When a roofing product carries a Florida Product Approval or a Miami-Dade NOA, the approval is based on the product passing one or more Testing Application Standards (TAS) in the Florida Building Code's reference documents. Three of these — TAS 100, TAS 110, and TAS 114 — govern wind performance and are the standards your roof must meet.
TAS 100: Wind Driven Rain
The test method that measures how a roof assembly resists wind-driven rain at various wind speeds and rain intensities. The roof must keep water out of the interior under simulated hurricane conditions.
- What it measures: water penetration through the assembly under combined wind and rain
- Applies to: most asphalt shingle, tile, and metal roof systems
- Failure mode: water bypasses the field material and reaches the deck
A roof that fails TAS 100 will leak in storms. The wind-mitigation report does not measure TAS 100 directly, but the underlying products must have passed it.
TAS 110: Wind Uplift on Roof Components
The test method for individual roofing components — tiles, panels, shingles — against wind uplift.
- What it measures: the force required to lift a single piece of roofing material from its substrate at various wind speeds
- Applies to: tile attachment systems, shingle fastening, metal panel clips
- Failure mode: individual components lift off and fly away in wind events
A tile system that passes TAS 110 at 150 mph has been tested to that specific uplift force on individual tiles in the attachment pattern specified in the NOA.

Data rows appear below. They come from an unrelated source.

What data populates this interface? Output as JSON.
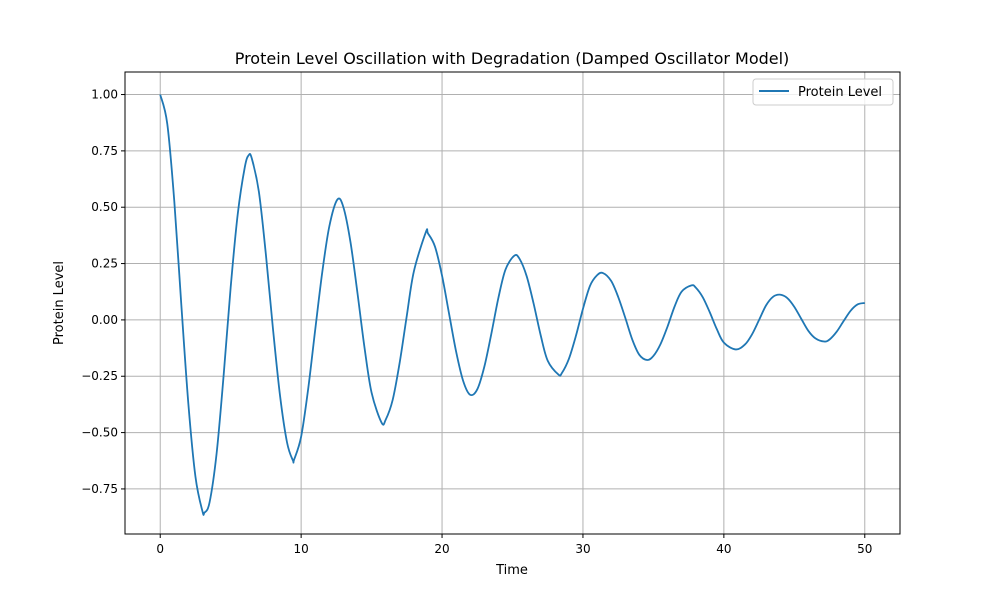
{
  "chart_data": {
    "type": "line",
    "title": "Protein Level Oscillation with Degradation (Damped Oscillator Model)",
    "xlabel": "Time",
    "ylabel": "Protein Level",
    "xlim": [
      -2.5,
      52.5
    ],
    "ylim": [
      -0.95,
      1.1
    ],
    "xticks": [
      0,
      10,
      20,
      30,
      40,
      50
    ],
    "yticks": [
      -0.75,
      -0.5,
      -0.25,
      0.0,
      0.25,
      0.5,
      0.75,
      1.0
    ],
    "xtick_labels": [
      "0",
      "10",
      "20",
      "30",
      "40",
      "50"
    ],
    "ytick_labels": [
      "−0.75",
      "−0.50",
      "−0.25",
      "0.00",
      "0.25",
      "0.50",
      "0.75",
      "1.00"
    ],
    "grid": true,
    "legend_position": "top-right",
    "series": [
      {
        "name": "Protein Level",
        "color": "#1f77b4",
        "x": [
          0,
          0.5,
          1.0,
          1.5,
          2.0,
          2.5,
          3.0,
          3.14,
          3.5,
          4.0,
          4.5,
          5.0,
          5.5,
          6.0,
          6.28,
          6.5,
          7.0,
          7.5,
          8.0,
          8.5,
          9.0,
          9.42,
          9.5,
          10.0,
          10.5,
          11.0,
          11.5,
          12.0,
          12.57,
          13.0,
          13.5,
          14.0,
          14.5,
          15.0,
          15.71,
          16.0,
          16.5,
          17.0,
          17.5,
          18.0,
          18.85,
          19.0,
          19.5,
          20.0,
          20.5,
          21.0,
          21.5,
          21.99,
          22.5,
          23.0,
          23.5,
          24.0,
          24.5,
          25.13,
          25.5,
          26.0,
          26.5,
          27.0,
          27.5,
          28.27,
          28.5,
          29.0,
          29.5,
          30.0,
          30.5,
          31.0,
          31.42,
          32.0,
          32.5,
          33.0,
          33.5,
          34.0,
          34.56,
          35.0,
          35.5,
          36.0,
          36.5,
          37.0,
          37.7,
          38.0,
          38.5,
          39.0,
          39.5,
          40.0,
          40.84,
          41.5,
          42.0,
          42.5,
          43.0,
          43.5,
          43.98,
          44.5,
          45.0,
          45.5,
          46.0,
          46.5,
          47.12,
          47.5,
          48.0,
          48.5,
          49.0,
          49.5,
          50.0
        ],
        "y": [
          1.0,
          0.87,
          0.525,
          0.064,
          -0.375,
          -0.696,
          -0.85,
          -0.855,
          -0.81,
          -0.593,
          -0.246,
          0.145,
          0.469,
          0.677,
          0.731,
          0.716,
          0.569,
          0.289,
          -0.039,
          -0.335,
          -0.544,
          -0.624,
          -0.62,
          -0.518,
          -0.306,
          -0.043,
          0.212,
          0.415,
          0.534,
          0.5,
          0.346,
          0.118,
          -0.124,
          -0.323,
          -0.456,
          -0.443,
          -0.354,
          -0.187,
          0.019,
          0.215,
          0.389,
          0.384,
          0.325,
          0.196,
          0.027,
          -0.141,
          -0.271,
          -0.332,
          -0.308,
          -0.208,
          -0.061,
          0.098,
          0.223,
          0.285,
          0.271,
          0.195,
          0.072,
          -0.068,
          -0.181,
          -0.243,
          -0.236,
          -0.173,
          -0.071,
          0.049,
          0.151,
          0.198,
          0.208,
          0.173,
          0.102,
          0.01,
          -0.087,
          -0.155,
          -0.178,
          -0.16,
          -0.108,
          -0.03,
          0.059,
          0.125,
          0.153,
          0.144,
          0.101,
          0.034,
          -0.041,
          -0.101,
          -0.131,
          -0.109,
          -0.064,
          0.0,
          0.065,
          0.103,
          0.112,
          0.097,
          0.058,
          0.004,
          -0.049,
          -0.082,
          -0.096,
          -0.087,
          -0.053,
          -0.005,
          0.041,
          0.069,
          0.075
        ]
      }
    ]
  }
}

TAS 114: Wind Uplift on Roof Assemblies
The test method for the entire roof assembly working together — deck, underlayment, attachment, field material — against sustained wind uplift.
- What it measures: the force required to lift the assembled roof system from the structure at various wind speeds
- Applies to: complete roof systems, often tested as proprietary assembly approvals
- Failure mode: large sections of roof lift off, exposing the interior to wind and rain
TAS 114 is the most stringent of the three for system-level failure. A roof system rated to 180 mph under TAS 114 has been tested to that pressure as an assembly, not just at the component level.
Why all three matter
A roof can have components rated to high wind speeds individually (TAS 110) and still fail at the assembly level (TAS 114) because of how the components interact. A roof can be wind-uplift compliant (TAS 110, TAS 114) and still leak (TAS 100) because the wind-driven rain finds a path through the seams.

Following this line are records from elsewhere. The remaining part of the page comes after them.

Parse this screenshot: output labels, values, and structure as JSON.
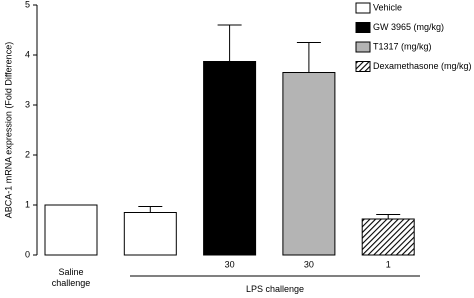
{
  "chart_data": {
    "type": "bar",
    "y_label": "ABCA-1 mRNA expression (Fold Difference)",
    "categories": [
      null,
      null,
      "30",
      "30",
      "1"
    ],
    "group_labels": [
      "Saline challenge",
      "LPS challenge"
    ],
    "series": [
      {
        "name": "Vehicle",
        "color": "#ffffff",
        "values": [
          1.0,
          0.85,
          null,
          null,
          null
        ],
        "errors": [
          null,
          0.12,
          null,
          null,
          null
        ]
      },
      {
        "name": "GW 3965 (mg/kg)",
        "color": "#000000",
        "values": [
          null,
          null,
          3.87,
          null,
          null
        ],
        "errors": [
          null,
          null,
          0.73,
          null,
          null
        ]
      },
      {
        "name": "T1317 (mg/kg)",
        "color": "#b4b4b4",
        "values": [
          null,
          null,
          null,
          3.65,
          null
        ],
        "errors": [
          null,
          null,
          null,
          0.6,
          null
        ]
      },
      {
        "name": "Dexamethasone (mg/kg)",
        "color": "#333333",
        "pattern": "hatch",
        "values": [
          null,
          null,
          null,
          null,
          0.72
        ],
        "errors": [
          null,
          null,
          null,
          null,
          0.09
        ]
      }
    ],
    "ylim": [
      0,
      5
    ],
    "yticks": [
      0,
      1,
      2,
      3,
      4,
      5
    ],
    "legend": "upper right"
  }
}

A correctly specified roof has components and assemblies that have passed all three. The product approval documents will reference the specific TAS methods that the product has passed.

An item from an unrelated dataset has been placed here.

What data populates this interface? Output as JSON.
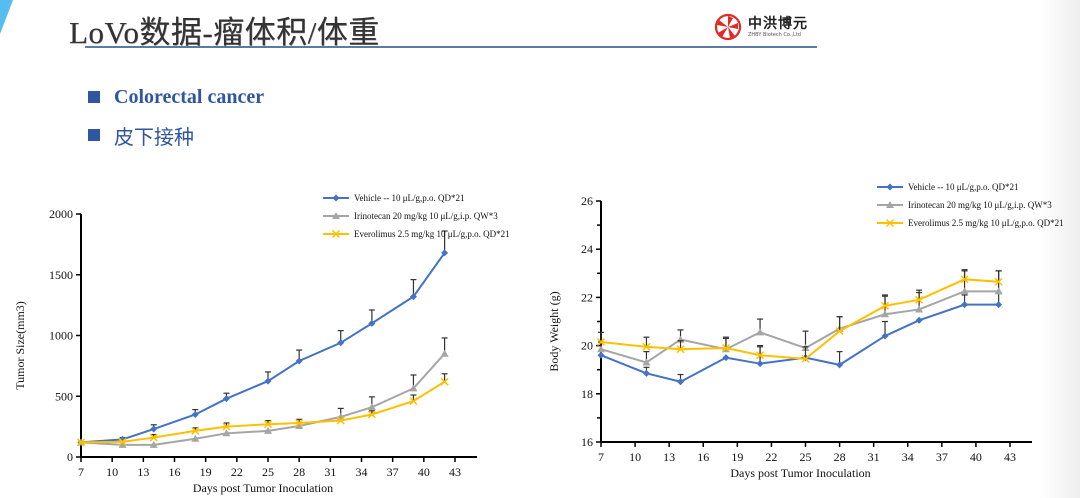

What this means for verification
When you receive the closeout package on a new roof, the product approval documents will reference the TAS methods passed. The reference is the documentation that your roof has been tested to the standard your code requires.
If a product approval does not reference any TAS method — or references only a portion of what the code requires for your zone — the product is not compliant for your installation.
A note on rated speeds
"Rated to 180 mph" can mean several different things depending on which test it references. Always look at the underlying test method.
- TAS 100 at 180 mph: the assembly does not leak at 180 mph wind-driven rain. A meaningful performance number.
- TAS 110 at 180 mph: individual components stay attached at 180 mph. Important but not complete.
- TAS 114 at 180 mph: the entire assembly stays attached at 180 mph. The most demanding rating.
Your product approval will specify which method and which speed.